De verkiezingsuitslag: het signaal van een rechtse kiezer? 

Bron: http://www.deredactie.be 

Het kan niet ontkend worden dat links in Vlaanderen op zondag 7 juni 2009 zeer weinig redenen tot feest had. De score van zowel ‘officieel links’ als de radicaal-linkse partijen is immers ondermaats gebleken.

Uiteraard is er één groot lichtpunt, namelijk dat de grote verliezers van deze verkiezingen net die partijen zijn die het meest uitgesproken rechts zijn: het Vlaams Belang, Lijst Dedecker en Open VLD.

In het laatste geval gaat het om een significant stemmenverlies, en in het voorlaatste om een (voor henzelf) teleurstellend resultaat in vergelijking met de verwachtingen. In beide gevallen is het een heuglijk gegeven dat de Vlamingen het openlijke liberalisme gesanctioneerd hebben.

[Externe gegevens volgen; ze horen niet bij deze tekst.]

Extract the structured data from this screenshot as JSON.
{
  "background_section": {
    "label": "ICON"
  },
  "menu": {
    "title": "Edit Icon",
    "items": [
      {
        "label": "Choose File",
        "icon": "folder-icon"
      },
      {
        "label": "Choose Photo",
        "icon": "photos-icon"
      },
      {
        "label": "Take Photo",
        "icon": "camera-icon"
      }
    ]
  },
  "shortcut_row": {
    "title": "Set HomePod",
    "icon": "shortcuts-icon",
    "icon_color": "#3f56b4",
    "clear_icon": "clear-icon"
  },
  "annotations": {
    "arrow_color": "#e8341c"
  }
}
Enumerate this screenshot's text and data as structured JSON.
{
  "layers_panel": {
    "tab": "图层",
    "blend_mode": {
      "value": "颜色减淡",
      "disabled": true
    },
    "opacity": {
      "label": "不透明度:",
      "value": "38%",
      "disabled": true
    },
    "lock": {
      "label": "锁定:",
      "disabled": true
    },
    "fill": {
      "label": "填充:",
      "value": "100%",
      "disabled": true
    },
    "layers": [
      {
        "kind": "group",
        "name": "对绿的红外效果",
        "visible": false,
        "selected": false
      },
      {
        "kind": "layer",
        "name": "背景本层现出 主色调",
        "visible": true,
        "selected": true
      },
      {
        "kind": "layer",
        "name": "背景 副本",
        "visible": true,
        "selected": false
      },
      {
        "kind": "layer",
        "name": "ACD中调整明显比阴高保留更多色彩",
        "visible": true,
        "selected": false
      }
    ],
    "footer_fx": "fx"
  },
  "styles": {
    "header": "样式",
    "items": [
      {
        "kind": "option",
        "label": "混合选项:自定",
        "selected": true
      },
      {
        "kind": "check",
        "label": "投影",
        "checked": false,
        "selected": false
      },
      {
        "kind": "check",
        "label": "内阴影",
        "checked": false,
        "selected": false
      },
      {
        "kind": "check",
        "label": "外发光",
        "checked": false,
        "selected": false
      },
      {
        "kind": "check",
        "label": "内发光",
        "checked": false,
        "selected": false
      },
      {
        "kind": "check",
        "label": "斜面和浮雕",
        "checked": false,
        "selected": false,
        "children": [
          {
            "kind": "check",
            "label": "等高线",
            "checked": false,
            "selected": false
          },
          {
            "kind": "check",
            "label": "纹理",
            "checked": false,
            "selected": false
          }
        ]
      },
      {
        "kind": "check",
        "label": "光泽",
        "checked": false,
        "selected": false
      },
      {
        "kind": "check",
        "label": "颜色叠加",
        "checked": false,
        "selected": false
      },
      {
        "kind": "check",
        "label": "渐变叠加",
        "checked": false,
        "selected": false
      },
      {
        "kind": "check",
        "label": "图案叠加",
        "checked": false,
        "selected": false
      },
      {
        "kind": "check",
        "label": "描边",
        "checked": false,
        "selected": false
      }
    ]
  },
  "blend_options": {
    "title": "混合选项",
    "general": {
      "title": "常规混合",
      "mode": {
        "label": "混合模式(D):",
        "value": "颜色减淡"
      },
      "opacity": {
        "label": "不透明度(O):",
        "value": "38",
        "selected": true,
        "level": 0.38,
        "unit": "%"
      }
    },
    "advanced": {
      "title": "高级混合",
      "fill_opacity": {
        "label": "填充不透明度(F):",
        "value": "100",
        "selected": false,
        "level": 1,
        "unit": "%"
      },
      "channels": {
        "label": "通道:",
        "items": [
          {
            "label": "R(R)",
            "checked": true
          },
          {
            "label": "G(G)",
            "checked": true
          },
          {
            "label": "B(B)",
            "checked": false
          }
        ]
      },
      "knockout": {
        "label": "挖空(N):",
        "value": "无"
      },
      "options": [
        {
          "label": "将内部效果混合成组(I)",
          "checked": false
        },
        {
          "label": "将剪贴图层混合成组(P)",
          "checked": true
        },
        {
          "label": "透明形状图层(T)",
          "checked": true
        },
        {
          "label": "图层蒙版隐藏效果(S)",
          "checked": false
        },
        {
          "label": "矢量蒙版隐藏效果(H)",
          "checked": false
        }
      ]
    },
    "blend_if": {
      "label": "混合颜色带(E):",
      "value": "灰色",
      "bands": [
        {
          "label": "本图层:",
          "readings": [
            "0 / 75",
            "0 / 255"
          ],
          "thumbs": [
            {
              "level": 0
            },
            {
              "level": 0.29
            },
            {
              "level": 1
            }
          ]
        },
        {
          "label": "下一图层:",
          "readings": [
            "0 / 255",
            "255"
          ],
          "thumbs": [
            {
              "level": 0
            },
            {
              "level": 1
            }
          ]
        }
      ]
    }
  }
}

Als linkse flaminganten kunnen we ons slechts verheugen over de neergang van het Vlaams Belang. Deze gebeurtenis verhoogt immers de kans dat extreem-rechts zijn positie binnen de Vlaamse Beweging zal zien verzwakken (indien dit niet nu reeds aan de gang is), net als het potentieel dat deze beweging kan benutten om haar imago bij de ‘buitenwereld’ op te vijzelen. Uiteraard zullen beide betrachtingen met zeer sterke weerstand af te rekenen hebben, zowel vanuit Vlaamsgezinde (of zichzelf Vlaamsgezind noemende) als vanuit belgicistische hoek: de enen omdat zij als rechtse flaminganten maar al te graag zelf de Vlaamse Beweging zouden willen monopoliseren, en de anderen omdat zij de Vlaamse Beweging maar al te graag in het rechtse verdomhoekje steken om het zodoende te discrediteren (en om zodanig de eigen steun aan de Belgische bourgeoisstaat te legitimeren).  Niettemin is de recente verkiezingsuitslag, althans in dàt opzicht, een instrument dat de linkerzijde moet leren te benutten.

Daartegenover staat dan weer evenwel dat de winnaars van de stembusgang CD&V en vooral N-VA zijn, twee formaties waarvan bezwaarlijk kan beweerd worden dat ze aan de linkerzijde van het politieke spectrum staan.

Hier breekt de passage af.